You guys are acting like GPT-4 has a reasonable fidelity copy of everything on the Internet. It’s estimated to have 1 trillion parameters. Assuming it’s using 16-bit Floating Point, that means each parameter is 2 bytes so it has 2 trillion bytes of information.
The Web is estimated to have 1200 Zetabytes. So we cram 1200 Zetabytes into Etabytes, Petabytes, and finally down to our 2 Terabytes of parameters. So an LLM has got a very fuzzy copy that’s less than a billion times the resolution of the original.
I think it does? I think it plays into whether it is actually infringing on the rights of the author by making it so that someone doesn’t need to pay them for the work.
One of the components of determining fair use is based on that factor, whether redistribution of a work is itself directly competing with the author themselves.
In the case described here, it’s not really an effective competition. Literally no one would intentionally use one of these models in order to recreate one of the training images.
That’s one of the things that makes this weird, in that the argument about copyright with these AI models actually DOES hinge upon the idea of competing with the original authors. However, it’s a very weird case compared to prior copyright cases, since it’s not competing with the original copyrighted work. It’s competing with future, uncreated works, and it’s not competing with works that violate copyright. It’s creating novel output that themselves couldn’t be reasonably described as a violation of copyright.
It’s almost suggesting that the model has somehow copied the artist’s ability to create works (which it in some sense it has) by observing the past work, and that the artist had a copyright over that ability. That notion of copyright would be very non standard.
The more feasible copyright argument, I think, is that the model itself somehow contains the copyrighted work itself, in a form that does not constitute a transformative work. That would fit within traditional copyright law, but I think it’s a hard argument to make. Probably the most likely argument to win though.
I guess that’s what I was trying to get at, in a way.

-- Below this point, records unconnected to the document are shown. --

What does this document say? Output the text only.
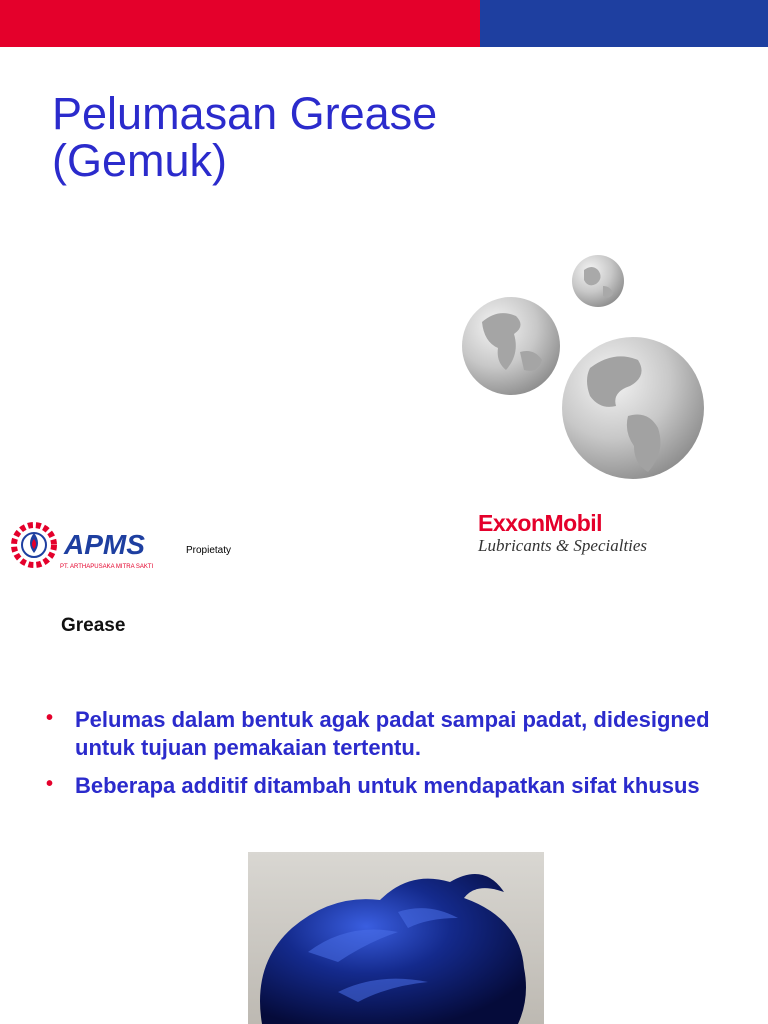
Pelumasan Grease
(Gemuk)
APMS
PT. ARTHAPUSAKA MITRA SAKTI
Propietaty
ExxonMobil
Lubricants & Specialties
Grease
• Pelumas dalam bentuk agak padat sampai padat, didesigned untuk tujuan pemakaian tertentu.
• Beberapa additif ditambah untuk mendapatkan sifat khusus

Even if I don’t use the copyrighted works, by purchasing their product/service, I’m still purchasing something that contains them. Maybe not in some very specific technical definition, perhaps, but practically, functionally it does, right?
And, to be clear, I’m not arguing that it is copyright infringement. But it certainly doesn’t seem like a stretch if a judge were to decide it is.
Kind of, but simply containing a copyrighted work in some way doesn’t necessarily constitute copyright infringement. Again, this is the fundamental idea of fair use. Some uses of copyrighted work are fine, and don’t constitute infringement.
Some major components of deciding that are the effect of the new work on the market or value of the original work, and whether the new work is transformative.
The first part is what I was alluding to, in that is kind of weird in that it’s ability to create the actual copyrighted work doesn’t actually impact the value of the original work in this case. No one would use it for that, so it has no impact at all. It can be argued that these models do have some impact on value of future works, essentially devaluing the author’s skills themselves, but this is a kind of novel argument (to some degree because humans have never developed technology capable of anything like this before).
The transformative aspect is a major hurdle for a copyright argument against these models though. While the original copyrighted works might be considered as being in there in some way, I feel like it is hard to argue that it hasn’t been transformed to a really profound degree. There’s really no part of these models that represent any singular part of their training data. You just have a lot of parameters which have been adjusted through exposure to the data. To this end, the model doesn’t really contain the training data itself, but rather the memory of having been exposed to it. It’s a weird, perhaps subtle difference that’s hard to understand.
To me, it’s hard to look at any individual part of the training data, it even the training data in its entirety, and then look at the model and not consider it a profoundly different thing, and thus having a strong argument that it is fair use by being such a profoundly transformative work.
The whole point of machine learning (and science) is to find regularities in the data and compress them. For example, you could compress this thread down to about 5% of it’s existing text if we removed all the times we’ve re-litigated the same topics without any new data.
I’m pretty damn certain I just encountered a fake true crime YouTube video about a murder that did not happen. All pretty much AI generated. Reported it to YouTube.